A Multi-Agent Architecture for Process Management Accommodates Unexpected Performance
John Debenham
University of Technology, Sydney
Computing Sciences, UTS
PO Box 123 Broadway, NSW 2007, Australia
+61295141837
debenham@socs.uts.edu.au
ABSTRACT
A generic process agent architecture is used to build systems for business process management. The architecture is a three-layer BDI, hybrid architecture. The agents in this system attempt to make choices in line with corporate priorities. Choices are made on the basis of estimates of the values of particular parameters. These estimates are accepted as long as they are statistically stable. If variations in these estimates lie outside specified limits then the system attempts to deduce why this is so. If it is unable to deduce a reason then it asks for one. If the reason for an unexpected measurement is quantifiable then the reason is used to revise subsequent measurements while that reason remains significant. The architecture has been trialed on emergent process management in a university administrative context.
Keywords
Multi-agent systems, business process management.
1. INTRODUCTION
A multi-agent architecture is designed for business process applications. The growth of activity in agent research [1] and of industrial interest in the applications of agent technology is well-documented [2]. The number of deployed multi-agent systems as reported in the research literature is comparatively low [3] where the term agent has a wide range of meaning [4]. The term agent is used here, following [3] in the sense that "an agent is a computer system, situated in some environment, that is capable of flexible autonomous action in order to meet its design objectives" and "the term multi-agent systems ... is now used to refer to all types of systems composed of multiple (semi-) autonomous components". [5] distinguishes between three forms of agent: information agents, cooperation agents, and transaction agents. Here a generic agent architecture is used to build both cooperation agents and transaction agents.

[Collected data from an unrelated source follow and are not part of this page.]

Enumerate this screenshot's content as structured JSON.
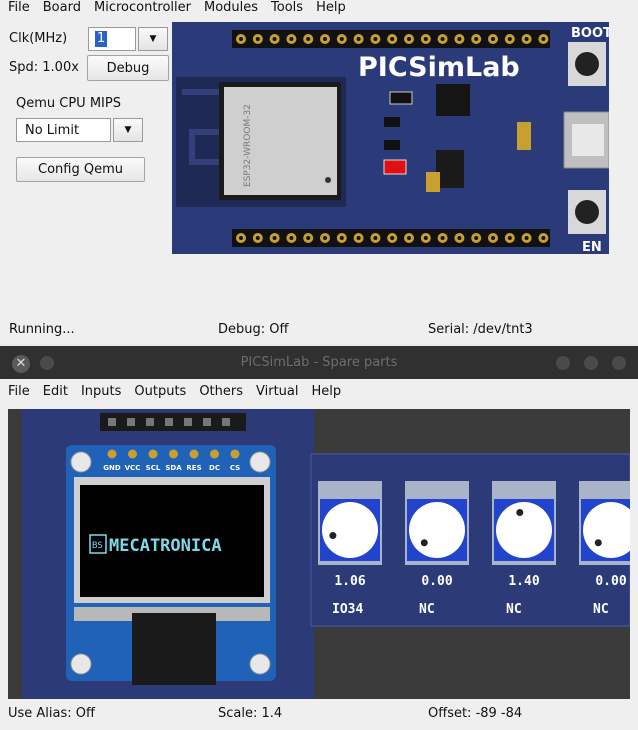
{
  "top_window": {
    "menu": [
      "File",
      "Board",
      "Microcontroller",
      "Modules",
      "Tools",
      "Help"
    ],
    "clk_label": "Clk(MHz)",
    "clk_value": "1",
    "spd_label": "Spd: 1.00x",
    "debug_button": "Debug",
    "qemu_label": "Qemu CPU MIPS",
    "qemu_value": "No Limit",
    "config_button": "Config Qemu",
    "board": {
      "title": "PICSimLab",
      "module_label": "ESP32-WROOM-32",
      "boot_label": "BOOT",
      "en_label": "EN"
    },
    "status": {
      "left": "Running...",
      "center": "Debug: Off",
      "right": "Serial: /dev/tnt3"
    }
  },
  "spare_window": {
    "title": "PICSimLab - Spare parts",
    "menu": [
      "File",
      "Edit",
      "Inputs",
      "Outputs",
      "Others",
      "Virtual",
      "Help"
    ],
    "oled": {
      "pins": [
        "GND",
        "VCC",
        "SCL",
        "SDA",
        "RES",
        "DC",
        "CS"
      ],
      "text": "MECATRONICA",
      "logo": "BS"
    },
    "pots": [
      {
        "value": "1.06",
        "pin": "IO34",
        "level": 0.1
      },
      {
        "value": "0.00",
        "pin": "NC",
        "level": 0.0
      },
      {
        "value": "1.40",
        "pin": "NC",
        "level": 0.45
      },
      {
        "value": "0.00",
        "pin": "NC",
        "level": 0.0
      }
    ],
    "status": {
      "left": "Use Alias: Off",
      "center": "Scale: 1.4",
      "right": "Offset: -89 -84"
    }
  },
  "colors": {
    "board_bg": "#2b3a78",
    "gold": "#c8a030",
    "pot_blue": "#2244cc",
    "oled_text": "#7fd8ea",
    "workspace": "#3b3b3b",
    "panel": "#2c3b78"
  }
}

Business process management is an established application area for agent research [6]. The term business process is taken here to refer to processes that are not pre-defined, that are not of a routine nature and that may rely on some level of initiative from the system to bring them to a conclusion [7]. One practical feature of business process management as an application area is that real experiments may be performed with the cooperation of local administrators; a business process management system for dealing with applications from potential research students was trialed in this way [8].
2. Agent Architecture
A variety of architectures have been described for autonomous agents [3]. A fundamental distinction is the extent to which an architecture exhibits deliberative (feed forward, planning) reasoning and reactive (feed back) reasoning. Architectures that combine these two forms of reasoning are called hybrid architectures. One well reported class of hybrid architectures is the three-layer, BDI agent architectures. One member of this class is the InteRRaP architecture [9], which has its origins in the work of [10]. An architecture similar to InteRRaP has been applied successfully to business process management [8].